General tratava golpe como ação legal
O general e seus comparsas se esforçaram para vender a ideia da ruptura democrática como se não fosse um golpe de Estado. Tudo muito claro e declarado, explicitado na fala de Coelho: “Se as Forças Armadas agirem de ofício, vai ser colocado como um golpe, embora seja um contragolpe. Mas, se o presidente da República convocar, não, porque ele está exercendo seu poder constitucional de utilizar para garantir a ordem pública”, afirmou.
Os organizadores da trama golpista alistaram um segundo desembargador aposentado para emprestar o nome e a carreira ao esforço. Ivan Ricardo Garisio Sartori, do TJ de São Paulo, também depôs na sessão para reforçar o discurso combinado de antemão. “O artigo 142 é claro no sentido de que o poder coator pode efetivamente representar às Forças Armadas para que ela tome as providências. Não se fala em golpe, mas se fala numa intervenção pontual para que cesse esse estado de coisas”, disse.
Segundo o relatório da Polícia Federal, o general Mário Fernandes se encarregou de organizar a sessão no Senado para que ela tivesse publicidade e a imagem de apoio popular. Por geolocalização e ao analisar as trocas de mensagens no celular do general, a PF concluiu que ele esteve na Esplanada dos Ministérios para coordenar a produção de fotos e vídeos de manifestantes e somar às informações da sessão no Senado. Também fica clara a coordenação com o senador Eduardo Girão (Novo-CE).
Em mensagem gravada, o general Mário Fernandes avisa ao coronel Reginaldo Vieira de Abreu que a audiência no Senado vai expor a fraude eleitoral e que muita gente acampada diante do QG em Brasília foi para o Senado participar. “Foi o Girão que fez votar e foi aprovada por unanimidade”, diz o general.
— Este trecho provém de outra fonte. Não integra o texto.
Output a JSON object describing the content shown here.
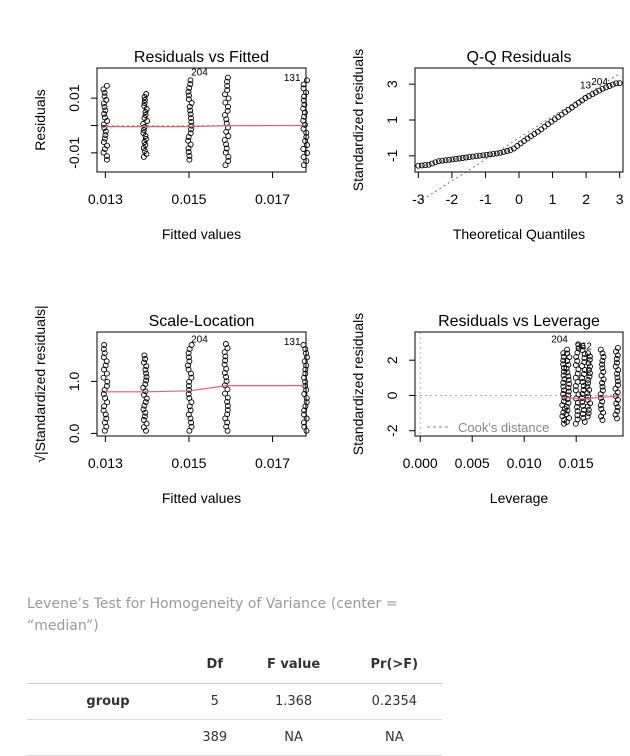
{
  "chart_data": [
    {
      "type": "scatter",
      "title": "Residuals vs Fitted",
      "xlabel": "Fitted values",
      "ylabel": "Residuals",
      "xlim": [
        0.0128,
        0.0178
      ],
      "ylim": [
        -0.017,
        0.021
      ],
      "xticks": [
        0.013,
        0.015,
        0.017
      ],
      "xtick_labels": [
        "0.013",
        "0.015",
        "0.017"
      ],
      "yticks": [
        -0.01,
        0.0,
        0.01
      ],
      "ytick_labels": [
        "-0.01",
        "",
        "0.01"
      ],
      "groups": [
        {
          "x": 0.013,
          "min": -0.0125,
          "max": 0.0145
        },
        {
          "x": 0.01395,
          "min": -0.0115,
          "max": 0.0115
        },
        {
          "x": 0.01502,
          "min": -0.0125,
          "max": 0.0165
        },
        {
          "x": 0.0159,
          "min": -0.0145,
          "max": 0.0175
        },
        {
          "x": 0.01778,
          "min": -0.0145,
          "max": 0.0165
        }
      ],
      "smooth": [
        [
          0.013,
          -0.0004
        ],
        [
          0.01395,
          -0.0004
        ],
        [
          0.01502,
          -0.0004
        ],
        [
          0.0159,
          -0.0001
        ],
        [
          0.01778,
          0.0
        ]
      ],
      "point_labels": [
        {
          "text": "204",
          "x": 0.01545,
          "y": 0.0183
        },
        {
          "text": "131",
          "x": 0.01767,
          "y": 0.0163
        }
      ]
    },
    {
      "type": "scatter",
      "title": "Q-Q Residuals",
      "xlabel": "Theoretical Quantiles",
      "ylabel": "Standardized residuals",
      "xlim": [
        -3.1,
        3.1
      ],
      "ylim": [
        -1.9,
        3.9
      ],
      "xticks": [
        -3,
        -2,
        -1,
        0,
        1,
        2,
        3
      ],
      "xtick_labels": [
        "-3",
        "-2",
        "-1",
        "0",
        "1",
        "2",
        "3"
      ],
      "yticks": [
        -1,
        1,
        3
      ],
      "ytick_labels": [
        "-1",
        "1",
        "3"
      ],
      "curve": [
        [
          -3.0,
          -1.55
        ],
        [
          -2.7,
          -1.5
        ],
        [
          -2.4,
          -1.3
        ],
        [
          -1.8,
          -1.15
        ],
        [
          -1.2,
          -1.0
        ],
        [
          -0.6,
          -0.85
        ],
        [
          -0.2,
          -0.65
        ],
        [
          0.2,
          -0.1
        ],
        [
          0.6,
          0.4
        ],
        [
          1.0,
          0.95
        ],
        [
          1.5,
          1.6
        ],
        [
          2.0,
          2.25
        ],
        [
          2.5,
          2.75
        ],
        [
          2.9,
          3.05
        ]
      ],
      "reference_line": [
        [
          -3.0,
          -3.6
        ],
        [
          3.0,
          3.6
        ]
      ],
      "point_labels": [
        {
          "text": "13",
          "x": 2.15,
          "y": 2.75
        },
        {
          "text": "204",
          "x": 2.65,
          "y": 2.95
        }
      ]
    },
    {
      "type": "scatter",
      "title": "Scale-Location",
      "xlabel": "Fitted values",
      "ylabel": "√|Standardized residuals|",
      "xlim": [
        0.0128,
        0.0178
      ],
      "ylim": [
        -0.05,
        1.95
      ],
      "xticks": [
        0.013,
        0.015,
        0.017
      ],
      "xtick_labels": [
        "0.013",
        "0.015",
        "0.017"
      ],
      "yticks": [
        0.0,
        1.0
      ],
      "ytick_labels": [
        "0.0",
        "1.0"
      ],
      "groups": [
        {
          "x": 0.013,
          "min": 0.05,
          "max": 1.7
        },
        {
          "x": 0.01395,
          "min": 0.05,
          "max": 1.5
        },
        {
          "x": 0.01502,
          "min": 0.05,
          "max": 1.7
        },
        {
          "x": 0.0159,
          "min": 0.05,
          "max": 1.72
        },
        {
          "x": 0.01778,
          "min": 0.05,
          "max": 1.7
        }
      ],
      "smooth": [
        [
          0.013,
          0.8
        ],
        [
          0.01395,
          0.8
        ],
        [
          0.01502,
          0.82
        ],
        [
          0.0159,
          0.92
        ],
        [
          0.01778,
          0.92
        ]
      ],
      "point_labels": [
        {
          "text": "204",
          "x": 0.01545,
          "y": 1.75
        },
        {
          "text": "131",
          "x": 0.01767,
          "y": 1.7
        }
      ]
    },
    {
      "type": "scatter",
      "title": "Residuals vs Leverage",
      "xlabel": "Leverage",
      "ylabel": "Standardized residuals",
      "xlim": [
        -0.0005,
        0.0195
      ],
      "ylim": [
        -2.3,
        3.6
      ],
      "xticks": [
        0.0,
        0.005,
        0.01,
        0.015
      ],
      "xtick_labels": [
        "0.000",
        "0.005",
        "0.010",
        "0.015"
      ],
      "yticks": [
        -2,
        0,
        2
      ],
      "ytick_labels": [
        "-2",
        "0",
        "2"
      ],
      "columns": [
        {
          "x": 0.0138,
          "min": -1.6,
          "max": 2.4
        },
        {
          "x": 0.0142,
          "min": -1.5,
          "max": 2.6
        },
        {
          "x": 0.0151,
          "min": -1.6,
          "max": 2.9
        },
        {
          "x": 0.0157,
          "min": -1.5,
          "max": 2.8
        },
        {
          "x": 0.0162,
          "min": -1.2,
          "max": 2.4
        },
        {
          "x": 0.0175,
          "min": -1.4,
          "max": 2.6
        },
        {
          "x": 0.0189,
          "min": -1.3,
          "max": 2.7
        }
      ],
      "smooth": [
        [
          0.0136,
          -0.1
        ],
        [
          0.0155,
          -0.2
        ],
        [
          0.0175,
          -0.1
        ],
        [
          0.019,
          -0.05
        ]
      ],
      "legend": "Cook's distance",
      "point_labels": [
        {
          "text": "204",
          "x": 0.0142,
          "y": 3.0
        },
        {
          "text": "362",
          "x": 0.0165,
          "y": 2.6
        }
      ]
    }
  ],
  "caption": "Levene’s Test for Homogeneity of Variance (center = “median”)",
  "table": {
    "headers": [
      "Df",
      "F value",
      "Pr(>F)"
    ],
    "rows": [
      {
        "label": "group",
        "df": "5",
        "f": "1.368",
        "p": "0.2354"
      },
      {
        "label": "",
        "df": "389",
        "f": "NA",
        "p": "NA"
      }
    ]
  },
  "colors": {
    "smooth": "#e0607e",
    "reference": "#808080",
    "caption": "#9a9a9a"
  }
}
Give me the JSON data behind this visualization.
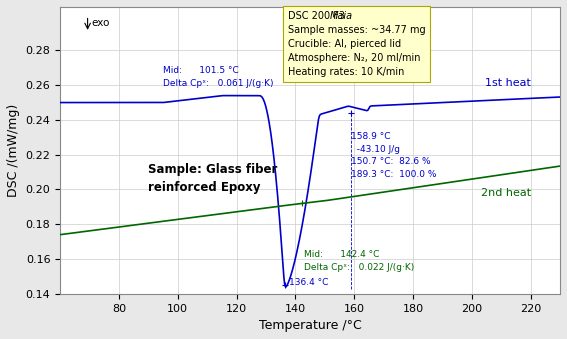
{
  "title": "",
  "xlabel": "Temperature /°C",
  "ylabel": "DSC /(mW/mg)",
  "xlim": [
    60,
    230
  ],
  "ylim": [
    0.14,
    0.305
  ],
  "yticks": [
    0.14,
    0.16,
    0.18,
    0.2,
    0.22,
    0.24,
    0.26,
    0.28
  ],
  "xticks": [
    80,
    100,
    120,
    140,
    160,
    180,
    200,
    220
  ],
  "bg_color": "#f0f0f0",
  "plot_bg_color": "#ffffff",
  "line1_color": "#0000cc",
  "line2_color": "#006600",
  "annotation_color_blue": "#0000cc",
  "annotation_color_green": "#006600",
  "box_color": "#ffffcc",
  "info_text": "DSC 200 F3 Maia\nSample masses: ~34.77 mg\nCrucible: Al, pierced lid\nAtmosphere: N₂, 20 ml/min\nHeating rates: 10 K/min",
  "sample_text": "Sample: Glass fiber\nreinforced Epoxy",
  "label_1st": "1st heat",
  "label_2nd": "2nd heat",
  "mid1_text": "Mid:      101.5 °C\nDelta Cpˣ:   0.061 J/(g·K)",
  "peak_text": "158.9 °C\n  -43.10 J/g\n150.7 °C:  82.6 %\n189.3 °C:  100.0 %",
  "min_temp_text": "136.4 °C",
  "mid2_text": "Mid:      142.4 °C\nDelta Cpˣ:   0.022 J/(g·K)"
}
Ele também conversa com o general Braga Netto e pede que ele grave um vídeo para esse esforço publicitário da tentativa de golpe. Ele faz o mesmo com o general Heleno, então chefe do Gabinete de Segurança Institucional da Presidência da República.
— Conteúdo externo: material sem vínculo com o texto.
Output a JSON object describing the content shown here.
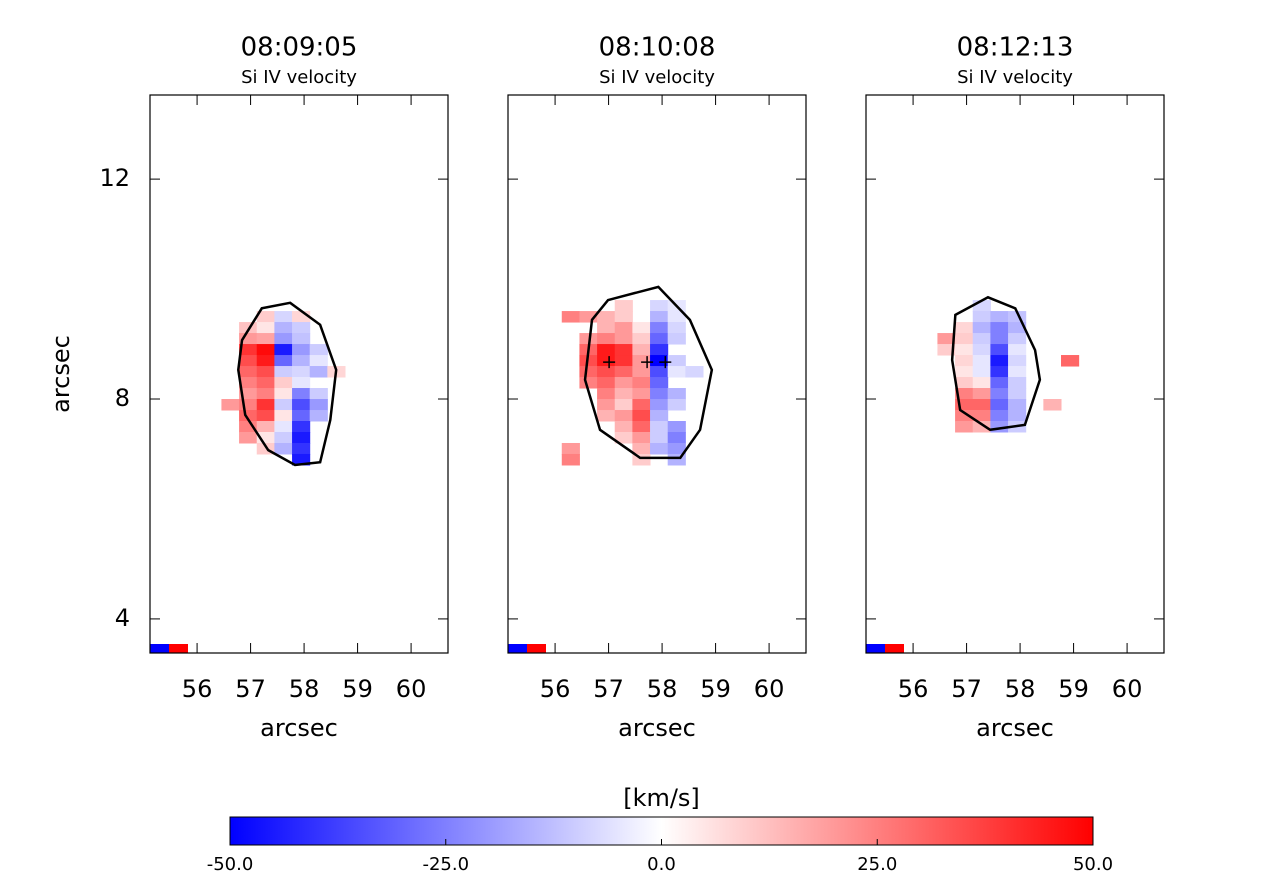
{
  "chart_data": [
    {
      "type": "heatmap",
      "title": "08:09:05",
      "subtitle": "Si IV velocity",
      "xlabel": "arcsec",
      "ylabel": "arcsec",
      "xlim": [
        55.12,
        60.69
      ],
      "ylim": [
        3.38,
        13.53
      ],
      "xticks": [
        56,
        57,
        58,
        59,
        60
      ],
      "yticks": [
        4,
        8,
        12
      ],
      "cell_size": [
        0.33,
        0.2
      ],
      "cells": [
        [
          57.28,
          9.5,
          10
        ],
        [
          57.61,
          9.5,
          -8
        ],
        [
          57.94,
          9.5,
          8
        ],
        [
          56.95,
          9.3,
          12
        ],
        [
          57.28,
          9.3,
          5
        ],
        [
          57.61,
          9.3,
          -15
        ],
        [
          57.94,
          9.3,
          -10
        ],
        [
          56.95,
          9.1,
          20
        ],
        [
          57.28,
          9.1,
          18
        ],
        [
          57.61,
          9.1,
          -20
        ],
        [
          57.94,
          9.1,
          -12
        ],
        [
          56.95,
          8.9,
          40
        ],
        [
          57.28,
          8.9,
          48
        ],
        [
          57.61,
          8.9,
          -45
        ],
        [
          57.94,
          8.9,
          -20
        ],
        [
          58.27,
          8.9,
          -10
        ],
        [
          56.95,
          8.7,
          35
        ],
        [
          57.28,
          8.7,
          45
        ],
        [
          57.61,
          8.7,
          -30
        ],
        [
          57.94,
          8.7,
          -15
        ],
        [
          58.27,
          8.7,
          -5
        ],
        [
          56.95,
          8.5,
          30
        ],
        [
          57.28,
          8.5,
          35
        ],
        [
          57.61,
          8.5,
          -10
        ],
        [
          57.94,
          8.5,
          -8
        ],
        [
          58.27,
          8.5,
          -15
        ],
        [
          58.6,
          8.5,
          8
        ],
        [
          56.95,
          8.3,
          25
        ],
        [
          57.28,
          8.3,
          30
        ],
        [
          57.61,
          8.3,
          10
        ],
        [
          57.94,
          8.3,
          -5
        ],
        [
          56.95,
          8.1,
          20
        ],
        [
          57.28,
          8.1,
          25
        ],
        [
          57.61,
          8.1,
          5
        ],
        [
          57.94,
          8.1,
          -25
        ],
        [
          58.27,
          8.1,
          -10
        ],
        [
          56.62,
          7.9,
          20
        ],
        [
          56.95,
          7.9,
          25
        ],
        [
          57.28,
          7.9,
          40
        ],
        [
          57.61,
          7.9,
          -10
        ],
        [
          57.94,
          7.9,
          -35
        ],
        [
          58.27,
          7.9,
          -20
        ],
        [
          56.95,
          7.7,
          30
        ],
        [
          57.28,
          7.7,
          35
        ],
        [
          57.61,
          7.7,
          5
        ],
        [
          57.94,
          7.7,
          -30
        ],
        [
          58.27,
          7.7,
          -15
        ],
        [
          56.95,
          7.5,
          25
        ],
        [
          57.28,
          7.5,
          15
        ],
        [
          57.61,
          7.5,
          -5
        ],
        [
          57.94,
          7.5,
          -40
        ],
        [
          56.95,
          7.3,
          20
        ],
        [
          57.28,
          7.3,
          5
        ],
        [
          57.61,
          7.3,
          -10
        ],
        [
          57.94,
          7.3,
          -45
        ],
        [
          57.28,
          7.1,
          10
        ],
        [
          57.61,
          7.1,
          -15
        ],
        [
          57.94,
          7.1,
          -40
        ],
        [
          57.94,
          6.9,
          -45
        ]
      ],
      "contour": {
        "x": [
          56.84,
          57.21,
          57.74,
          58.3,
          58.6,
          58.49,
          58.3,
          57.83,
          57.33,
          56.9,
          56.77
        ],
        "y": [
          9.07,
          9.65,
          9.75,
          9.35,
          8.53,
          7.62,
          6.85,
          6.8,
          7.07,
          7.71,
          8.53
        ]
      }
    },
    {
      "type": "heatmap",
      "title": "08:10:08",
      "subtitle": "Si IV velocity",
      "xlabel": "arcsec",
      "xlim": [
        55.12,
        60.69
      ],
      "ylim": [
        3.38,
        13.53
      ],
      "xticks": [
        56,
        57,
        58,
        59,
        60
      ],
      "cell_size": [
        0.33,
        0.2
      ],
      "cells": [
        [
          57.28,
          9.7,
          10
        ],
        [
          57.94,
          9.7,
          -8
        ],
        [
          58.27,
          9.7,
          -5
        ],
        [
          56.29,
          9.5,
          25
        ],
        [
          56.62,
          9.5,
          20
        ],
        [
          56.95,
          9.5,
          15
        ],
        [
          57.28,
          9.5,
          10
        ],
        [
          57.94,
          9.5,
          -15
        ],
        [
          58.27,
          9.5,
          -5
        ],
        [
          56.95,
          9.3,
          15
        ],
        [
          57.28,
          9.3,
          20
        ],
        [
          57.61,
          9.3,
          5
        ],
        [
          57.94,
          9.3,
          -25
        ],
        [
          58.27,
          9.3,
          -8
        ],
        [
          56.62,
          9.1,
          20
        ],
        [
          56.95,
          9.1,
          25
        ],
        [
          57.28,
          9.1,
          20
        ],
        [
          57.61,
          9.1,
          10
        ],
        [
          57.94,
          9.1,
          -30
        ],
        [
          58.27,
          9.1,
          -10
        ],
        [
          56.62,
          8.9,
          30
        ],
        [
          56.95,
          8.9,
          45
        ],
        [
          57.28,
          8.9,
          40
        ],
        [
          57.61,
          8.9,
          15
        ],
        [
          57.94,
          8.9,
          -40
        ],
        [
          56.62,
          8.7,
          35
        ],
        [
          56.95,
          8.7,
          45
        ],
        [
          57.28,
          8.7,
          40
        ],
        [
          57.61,
          8.7,
          20
        ],
        [
          57.94,
          8.7,
          -50
        ],
        [
          58.27,
          8.7,
          -10
        ],
        [
          56.62,
          8.5,
          30
        ],
        [
          56.95,
          8.5,
          35
        ],
        [
          57.28,
          8.5,
          30
        ],
        [
          57.61,
          8.5,
          20
        ],
        [
          57.94,
          8.5,
          -35
        ],
        [
          58.27,
          8.5,
          -5
        ],
        [
          58.6,
          8.5,
          -8
        ],
        [
          56.62,
          8.3,
          25
        ],
        [
          56.95,
          8.3,
          30
        ],
        [
          57.28,
          8.3,
          20
        ],
        [
          57.61,
          8.3,
          25
        ],
        [
          57.94,
          8.3,
          -30
        ],
        [
          56.95,
          8.1,
          25
        ],
        [
          57.28,
          8.1,
          15
        ],
        [
          57.61,
          8.1,
          20
        ],
        [
          57.94,
          8.1,
          -25
        ],
        [
          58.27,
          8.1,
          -15
        ],
        [
          56.95,
          7.9,
          20
        ],
        [
          57.28,
          7.9,
          10
        ],
        [
          57.61,
          7.9,
          30
        ],
        [
          57.94,
          7.9,
          -20
        ],
        [
          58.27,
          7.9,
          -10
        ],
        [
          56.95,
          7.7,
          15
        ],
        [
          57.28,
          7.7,
          20
        ],
        [
          57.61,
          7.7,
          35
        ],
        [
          57.94,
          7.7,
          -15
        ],
        [
          57.28,
          7.5,
          15
        ],
        [
          57.61,
          7.5,
          30
        ],
        [
          57.94,
          7.5,
          -10
        ],
        [
          58.27,
          7.5,
          -20
        ],
        [
          57.28,
          7.3,
          10
        ],
        [
          57.61,
          7.3,
          20
        ],
        [
          57.94,
          7.3,
          -10
        ],
        [
          58.27,
          7.3,
          -25
        ],
        [
          56.29,
          7.1,
          20
        ],
        [
          57.61,
          7.1,
          15
        ],
        [
          57.94,
          7.1,
          -15
        ],
        [
          58.27,
          7.1,
          -20
        ],
        [
          56.29,
          6.9,
          25
        ],
        [
          57.61,
          6.9,
          10
        ],
        [
          58.27,
          6.9,
          -15
        ]
      ],
      "contour": {
        "x": [
          56.69,
          56.99,
          57.93,
          58.52,
          58.93,
          58.71,
          58.34,
          57.59,
          56.84,
          56.56
        ],
        "y": [
          9.44,
          9.8,
          10.04,
          9.44,
          8.53,
          7.44,
          6.93,
          6.93,
          7.44,
          8.35
        ]
      },
      "markers": {
        "x": [
          57.01,
          57.72,
          58.06
        ],
        "y": [
          8.67,
          8.67,
          8.67
        ]
      }
    },
    {
      "type": "heatmap",
      "title": "08:12:13",
      "subtitle": "Si IV velocity",
      "xlabel": "arcsec",
      "xlim": [
        55.12,
        60.69
      ],
      "ylim": [
        3.38,
        13.53
      ],
      "xticks": [
        56,
        57,
        58,
        59,
        60
      ],
      "cell_size": [
        0.33,
        0.2
      ],
      "cells": [
        [
          57.28,
          9.7,
          -8
        ],
        [
          57.28,
          9.5,
          -10
        ],
        [
          57.61,
          9.5,
          -15
        ],
        [
          57.94,
          9.5,
          -12
        ],
        [
          56.95,
          9.3,
          8
        ],
        [
          57.28,
          9.3,
          -15
        ],
        [
          57.61,
          9.3,
          -25
        ],
        [
          57.94,
          9.3,
          -15
        ],
        [
          56.62,
          9.1,
          20
        ],
        [
          56.95,
          9.1,
          10
        ],
        [
          57.28,
          9.1,
          -10
        ],
        [
          57.61,
          9.1,
          -25
        ],
        [
          57.94,
          9.1,
          -10
        ],
        [
          56.62,
          8.9,
          10
        ],
        [
          56.95,
          8.9,
          5
        ],
        [
          57.28,
          8.9,
          -8
        ],
        [
          57.61,
          8.9,
          -35
        ],
        [
          57.94,
          8.9,
          -5
        ],
        [
          56.95,
          8.7,
          8
        ],
        [
          57.28,
          8.7,
          -5
        ],
        [
          57.61,
          8.7,
          -45
        ],
        [
          57.94,
          8.7,
          -8
        ],
        [
          58.93,
          8.7,
          30
        ],
        [
          56.95,
          8.5,
          5
        ],
        [
          57.28,
          8.5,
          -5
        ],
        [
          57.61,
          8.5,
          -40
        ],
        [
          57.94,
          8.5,
          -5
        ],
        [
          56.95,
          8.3,
          10
        ],
        [
          57.28,
          8.3,
          5
        ],
        [
          57.61,
          8.3,
          -30
        ],
        [
          57.94,
          8.3,
          -10
        ],
        [
          56.95,
          8.1,
          25
        ],
        [
          57.28,
          8.1,
          20
        ],
        [
          57.61,
          8.1,
          -25
        ],
        [
          57.94,
          8.1,
          -10
        ],
        [
          56.95,
          7.9,
          30
        ],
        [
          57.28,
          7.9,
          30
        ],
        [
          57.61,
          7.9,
          -30
        ],
        [
          57.94,
          7.9,
          -15
        ],
        [
          58.6,
          7.9,
          15
        ],
        [
          56.95,
          7.7,
          25
        ],
        [
          57.28,
          7.7,
          25
        ],
        [
          57.61,
          7.7,
          -25
        ],
        [
          57.94,
          7.7,
          -15
        ],
        [
          56.95,
          7.5,
          20
        ],
        [
          57.28,
          7.5,
          15
        ],
        [
          57.61,
          7.5,
          -20
        ],
        [
          57.94,
          7.5,
          -10
        ]
      ],
      "contour": {
        "x": [
          56.79,
          57.4,
          57.91,
          58.28,
          58.37,
          58.09,
          57.44,
          56.88,
          56.73
        ],
        "y": [
          9.53,
          9.85,
          9.65,
          8.89,
          8.35,
          7.53,
          7.44,
          7.8,
          8.71
        ]
      }
    },
    {
      "type": "colorbar",
      "label": "[km/s]",
      "lim": [
        -50,
        50
      ],
      "colormap": [
        "#0000ff",
        "#ffffff",
        "#ff0000"
      ],
      "ticks": [
        {
          "value": -50,
          "label": "-50.0"
        },
        {
          "value": -25,
          "label": "-25.0"
        },
        {
          "value": 0,
          "label": "0.0"
        },
        {
          "value": 25,
          "label": "25.0"
        },
        {
          "value": 50,
          "label": "50.0"
        }
      ]
    }
  ]
}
Fernandes destaca que o grupo tem condições de dar ampla divulgação aos vídeos e que o objetivo é mobilizar os acampados na frente do quartel. “A gente quer atingir o público que tá no QG e Brasília, também, ainda hoje, pra tá aqui no Congresso”, explicou. Nesse mesmo dia, o general tramava a organização de um protesto na Esplanada dos Ministérios chamada de “Manifestação pela liberdade”.
Um documento da Secretaria de Segurança Pública do Distrito Federal lista Germano Schaffel Nogueira como o responsável pelo evento. Ligado ao agronegócio, Germano tinha relações com o General Mário Fernandes. No dia 19 de dezembro, 11 dias antes da sessão no Senado, o general enviou uma mensagem ao responsável pelo protesto com incentivos para que mantivesse a mobilização. “E, meu amigo, aguarda, mantém as mesmas ações, a mesma vontade, certo? No apoio a nós, tá ok? A gente continua acreditando muito. Mesmo porque a gente considera que não existe outra saída”, diz o general.